This post is an adaptation of the one I originally published in the Orchest blog. Enjoy!
This post is the first part of our series “SQL on Python”, in which we will explore different Python libraries that help you manipulate and query your data using SQL or a SQL-inspired syntax.
Why SQL, after all?
SQL (the initials for Structured Query Language, also known as ISO/IEC 9075-1:2016) was originally designed in the 70s for managing relational databases, but nowadays, it is being used for analytics workloads as well.
SQL has lots of benefits for analytics, to name a few:
- It’s easy to pick up: SQL is a domain-specific language, rather than a general-purpose language, and as such it has more limited scope and fewer syntax elements to learn.
- It’s everywhere: SQL is a family of query languages available in many systems, and all of them share some core common characteristics. When you learn a particular SQL dialect (PostgreSQL, SQL Server, Google Standard SQL, others), you can easily transfer your skills from other dialects with ease.
- It’s fast: SQL is a statically typed language, which allows query planning systems to perform sophisticated optimizations. This, along with the decades of accumulated knowledge about relational databases, allow SQL implementations to have difficult to beat performance.
However, if you are used to the Python or R ecosystems (pandas, Polars, data.table, dplyr), you are probably spoiled by how easy it is to download a CSV or Parquet file from somewhere, launch a Python or R process, read it, and start querying and manipulating it.
Comparatively, this bootstrapping process is a bit more tedious with SQL: assuming you have, say, a local PostgreSQL database up and running and a CSV file, you would need to create a table with the appropriate schema, import the data using COPY, and hope that there are no inconsistencies, missing data, or weird date formats. If the file happened to be Parquet, you would need to work a bit more.
To try to make the process a bit more lightweight, you could try to convert your CSV or Parquet to SQLite, a widely available, in-process SQL database. However, SQLite was designed with transactional use cases in mind, and therefore might not scale well with some analytical workloads.
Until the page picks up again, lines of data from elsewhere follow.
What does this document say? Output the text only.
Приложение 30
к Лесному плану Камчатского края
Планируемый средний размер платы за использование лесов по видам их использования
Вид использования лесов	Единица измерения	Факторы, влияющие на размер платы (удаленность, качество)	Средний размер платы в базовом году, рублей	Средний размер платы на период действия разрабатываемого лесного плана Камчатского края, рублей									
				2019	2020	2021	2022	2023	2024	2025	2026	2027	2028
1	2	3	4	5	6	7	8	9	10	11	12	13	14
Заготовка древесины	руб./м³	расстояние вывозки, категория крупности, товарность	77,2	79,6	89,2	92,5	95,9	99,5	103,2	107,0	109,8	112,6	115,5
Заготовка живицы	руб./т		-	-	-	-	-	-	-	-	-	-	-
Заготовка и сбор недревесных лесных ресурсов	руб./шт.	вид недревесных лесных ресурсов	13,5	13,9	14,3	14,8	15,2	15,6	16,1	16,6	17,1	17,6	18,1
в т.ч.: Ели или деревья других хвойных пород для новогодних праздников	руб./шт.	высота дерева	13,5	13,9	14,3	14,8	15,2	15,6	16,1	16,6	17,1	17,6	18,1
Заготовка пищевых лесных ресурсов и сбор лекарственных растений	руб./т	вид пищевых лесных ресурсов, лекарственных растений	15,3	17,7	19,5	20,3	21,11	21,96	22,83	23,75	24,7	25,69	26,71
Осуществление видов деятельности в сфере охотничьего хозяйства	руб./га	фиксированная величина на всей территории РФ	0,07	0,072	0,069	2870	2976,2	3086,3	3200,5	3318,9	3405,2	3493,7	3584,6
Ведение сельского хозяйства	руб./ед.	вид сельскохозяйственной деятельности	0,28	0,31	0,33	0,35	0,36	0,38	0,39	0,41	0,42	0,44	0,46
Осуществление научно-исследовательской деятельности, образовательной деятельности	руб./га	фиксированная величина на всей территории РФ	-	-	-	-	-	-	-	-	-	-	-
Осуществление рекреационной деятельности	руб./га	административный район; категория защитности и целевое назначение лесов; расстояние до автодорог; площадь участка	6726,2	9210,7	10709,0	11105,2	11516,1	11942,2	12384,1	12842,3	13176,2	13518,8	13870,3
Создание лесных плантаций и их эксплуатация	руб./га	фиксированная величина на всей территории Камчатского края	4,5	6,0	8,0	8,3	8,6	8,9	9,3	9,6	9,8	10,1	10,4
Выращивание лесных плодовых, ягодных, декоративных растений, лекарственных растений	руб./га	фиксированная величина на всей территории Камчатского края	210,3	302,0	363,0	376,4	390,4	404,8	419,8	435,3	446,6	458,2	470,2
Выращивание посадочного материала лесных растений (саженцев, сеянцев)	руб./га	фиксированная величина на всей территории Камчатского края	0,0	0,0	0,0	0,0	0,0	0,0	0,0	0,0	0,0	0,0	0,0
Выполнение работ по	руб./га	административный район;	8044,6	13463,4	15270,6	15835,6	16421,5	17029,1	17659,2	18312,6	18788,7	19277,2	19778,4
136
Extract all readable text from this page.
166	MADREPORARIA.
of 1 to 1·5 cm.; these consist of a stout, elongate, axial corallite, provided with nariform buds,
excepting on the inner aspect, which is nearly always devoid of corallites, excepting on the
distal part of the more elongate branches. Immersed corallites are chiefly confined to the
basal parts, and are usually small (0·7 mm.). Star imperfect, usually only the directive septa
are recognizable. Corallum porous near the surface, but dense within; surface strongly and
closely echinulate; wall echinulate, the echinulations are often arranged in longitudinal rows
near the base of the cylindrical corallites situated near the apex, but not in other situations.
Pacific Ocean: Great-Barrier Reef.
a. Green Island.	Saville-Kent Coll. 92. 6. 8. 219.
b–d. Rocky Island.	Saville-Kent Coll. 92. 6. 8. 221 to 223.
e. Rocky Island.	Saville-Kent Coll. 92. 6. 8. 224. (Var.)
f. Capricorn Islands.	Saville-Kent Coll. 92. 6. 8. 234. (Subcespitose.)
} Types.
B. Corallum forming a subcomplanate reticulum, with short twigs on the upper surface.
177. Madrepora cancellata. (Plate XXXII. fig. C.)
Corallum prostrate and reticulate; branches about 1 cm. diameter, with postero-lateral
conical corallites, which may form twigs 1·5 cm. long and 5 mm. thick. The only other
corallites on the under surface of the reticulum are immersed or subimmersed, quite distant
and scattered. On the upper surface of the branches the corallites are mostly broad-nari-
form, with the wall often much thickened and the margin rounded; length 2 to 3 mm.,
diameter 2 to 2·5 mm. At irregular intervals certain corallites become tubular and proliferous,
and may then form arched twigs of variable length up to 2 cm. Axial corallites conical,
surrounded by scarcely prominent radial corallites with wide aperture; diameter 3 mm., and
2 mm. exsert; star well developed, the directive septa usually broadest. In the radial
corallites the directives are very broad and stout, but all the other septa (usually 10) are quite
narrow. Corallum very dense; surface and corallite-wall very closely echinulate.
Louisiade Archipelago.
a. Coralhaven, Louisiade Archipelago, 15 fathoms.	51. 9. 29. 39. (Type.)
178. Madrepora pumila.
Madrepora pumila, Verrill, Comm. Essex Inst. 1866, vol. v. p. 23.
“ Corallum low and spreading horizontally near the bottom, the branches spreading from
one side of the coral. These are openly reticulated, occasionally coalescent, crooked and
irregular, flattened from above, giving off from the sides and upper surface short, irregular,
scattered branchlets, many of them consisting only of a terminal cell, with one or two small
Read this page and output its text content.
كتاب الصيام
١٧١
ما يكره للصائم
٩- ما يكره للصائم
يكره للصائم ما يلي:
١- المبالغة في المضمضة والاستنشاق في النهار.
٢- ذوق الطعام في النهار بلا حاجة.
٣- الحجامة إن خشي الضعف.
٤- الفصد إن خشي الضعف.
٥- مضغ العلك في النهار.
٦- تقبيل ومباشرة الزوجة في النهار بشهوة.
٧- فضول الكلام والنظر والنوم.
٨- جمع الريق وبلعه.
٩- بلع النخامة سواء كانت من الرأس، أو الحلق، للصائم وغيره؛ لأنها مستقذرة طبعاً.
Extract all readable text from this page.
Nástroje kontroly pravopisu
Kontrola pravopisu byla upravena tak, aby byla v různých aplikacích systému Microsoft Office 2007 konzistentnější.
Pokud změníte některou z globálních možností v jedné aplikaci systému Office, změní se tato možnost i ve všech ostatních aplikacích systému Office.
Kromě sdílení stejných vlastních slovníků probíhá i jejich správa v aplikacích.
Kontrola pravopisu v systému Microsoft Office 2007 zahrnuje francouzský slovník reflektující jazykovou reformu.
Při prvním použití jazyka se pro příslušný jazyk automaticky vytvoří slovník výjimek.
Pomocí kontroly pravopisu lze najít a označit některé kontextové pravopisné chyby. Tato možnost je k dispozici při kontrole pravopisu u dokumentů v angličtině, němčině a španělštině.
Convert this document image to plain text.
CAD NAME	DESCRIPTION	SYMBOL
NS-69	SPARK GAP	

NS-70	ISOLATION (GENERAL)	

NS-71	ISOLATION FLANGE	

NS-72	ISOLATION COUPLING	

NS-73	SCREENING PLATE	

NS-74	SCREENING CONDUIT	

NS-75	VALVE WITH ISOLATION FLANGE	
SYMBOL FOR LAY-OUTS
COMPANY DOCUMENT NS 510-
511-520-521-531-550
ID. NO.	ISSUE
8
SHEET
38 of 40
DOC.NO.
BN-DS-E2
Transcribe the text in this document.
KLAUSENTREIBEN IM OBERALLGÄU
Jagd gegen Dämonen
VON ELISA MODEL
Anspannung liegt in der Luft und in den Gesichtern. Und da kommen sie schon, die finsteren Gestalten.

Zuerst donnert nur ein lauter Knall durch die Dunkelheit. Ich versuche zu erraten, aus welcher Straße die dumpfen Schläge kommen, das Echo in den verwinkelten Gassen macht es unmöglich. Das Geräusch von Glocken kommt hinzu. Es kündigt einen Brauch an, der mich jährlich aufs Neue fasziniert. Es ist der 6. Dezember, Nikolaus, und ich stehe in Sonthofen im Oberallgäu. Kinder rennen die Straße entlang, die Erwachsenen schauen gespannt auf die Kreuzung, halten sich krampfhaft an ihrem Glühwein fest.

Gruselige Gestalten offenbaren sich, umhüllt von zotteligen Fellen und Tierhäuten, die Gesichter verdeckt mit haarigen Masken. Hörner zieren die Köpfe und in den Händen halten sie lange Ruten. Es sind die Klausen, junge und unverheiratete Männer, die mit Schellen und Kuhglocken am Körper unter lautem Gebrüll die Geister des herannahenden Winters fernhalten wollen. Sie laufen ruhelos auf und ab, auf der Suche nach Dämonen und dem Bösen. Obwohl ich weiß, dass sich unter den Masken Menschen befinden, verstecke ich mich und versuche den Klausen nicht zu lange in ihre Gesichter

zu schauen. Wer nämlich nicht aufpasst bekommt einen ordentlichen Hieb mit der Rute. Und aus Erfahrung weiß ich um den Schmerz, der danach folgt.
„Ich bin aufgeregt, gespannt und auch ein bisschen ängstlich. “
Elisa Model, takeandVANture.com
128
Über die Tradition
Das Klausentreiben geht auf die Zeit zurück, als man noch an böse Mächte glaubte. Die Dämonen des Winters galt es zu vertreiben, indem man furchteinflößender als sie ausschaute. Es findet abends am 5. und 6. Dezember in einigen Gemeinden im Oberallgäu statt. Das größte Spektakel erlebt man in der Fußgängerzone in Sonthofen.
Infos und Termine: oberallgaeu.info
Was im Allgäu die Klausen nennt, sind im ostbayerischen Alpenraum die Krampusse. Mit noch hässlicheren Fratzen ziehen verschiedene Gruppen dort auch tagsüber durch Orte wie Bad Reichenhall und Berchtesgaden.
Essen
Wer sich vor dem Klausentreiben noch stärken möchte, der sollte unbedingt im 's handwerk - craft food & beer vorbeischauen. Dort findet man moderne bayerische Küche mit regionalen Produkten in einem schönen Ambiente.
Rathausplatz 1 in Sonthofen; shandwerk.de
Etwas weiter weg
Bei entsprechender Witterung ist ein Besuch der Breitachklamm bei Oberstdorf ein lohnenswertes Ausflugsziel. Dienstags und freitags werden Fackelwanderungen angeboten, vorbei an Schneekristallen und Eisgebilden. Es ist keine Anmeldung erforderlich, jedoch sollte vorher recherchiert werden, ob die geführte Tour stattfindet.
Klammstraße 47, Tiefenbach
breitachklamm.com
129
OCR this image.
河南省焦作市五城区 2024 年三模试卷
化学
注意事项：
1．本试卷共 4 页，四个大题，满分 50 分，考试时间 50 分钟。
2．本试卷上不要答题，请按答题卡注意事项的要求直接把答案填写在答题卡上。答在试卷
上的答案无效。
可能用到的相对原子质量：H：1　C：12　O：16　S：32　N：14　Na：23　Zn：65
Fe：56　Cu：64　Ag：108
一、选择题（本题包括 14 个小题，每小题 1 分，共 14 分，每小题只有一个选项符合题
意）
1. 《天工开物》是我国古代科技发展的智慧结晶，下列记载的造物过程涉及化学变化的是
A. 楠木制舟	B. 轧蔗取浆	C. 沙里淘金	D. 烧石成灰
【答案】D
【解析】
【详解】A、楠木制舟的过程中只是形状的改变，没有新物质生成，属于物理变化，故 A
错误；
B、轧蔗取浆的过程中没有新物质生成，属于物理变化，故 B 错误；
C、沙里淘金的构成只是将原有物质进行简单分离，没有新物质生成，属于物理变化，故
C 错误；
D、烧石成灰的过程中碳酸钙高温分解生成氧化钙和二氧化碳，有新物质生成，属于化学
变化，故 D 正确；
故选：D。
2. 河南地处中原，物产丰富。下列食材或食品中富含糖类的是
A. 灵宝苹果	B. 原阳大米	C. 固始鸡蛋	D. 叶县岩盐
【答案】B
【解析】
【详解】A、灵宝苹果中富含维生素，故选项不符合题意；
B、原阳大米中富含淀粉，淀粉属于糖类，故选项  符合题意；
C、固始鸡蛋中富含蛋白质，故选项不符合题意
In summary: SQL is appealing, but the boilerplate not so much. What if you could run SQL for your analytics workloads without having to configure a database, just by importing a module in your Python or R process, and make your queries blazing fast? What if, rather than having to choose between Python or SQL, you could use both?
https://twitter.com/anyfactor/status/1551650476651081729
Enter DuckDB
DuckDB is an open source (MIT) high-performance, in-process SQL database for analytics. It is a relatively new project (the first public release was in June 2019), but got tremendously popular in a short period of time.
DuckDB popularity is growing (we like this image so much)
DuckDB can read data from different sources:
- From CSV or Parquet files
- From pandas DataFrame or Arrow Table objects in the process memory
- From PostgreSQL tables (by reading the binary data directly!)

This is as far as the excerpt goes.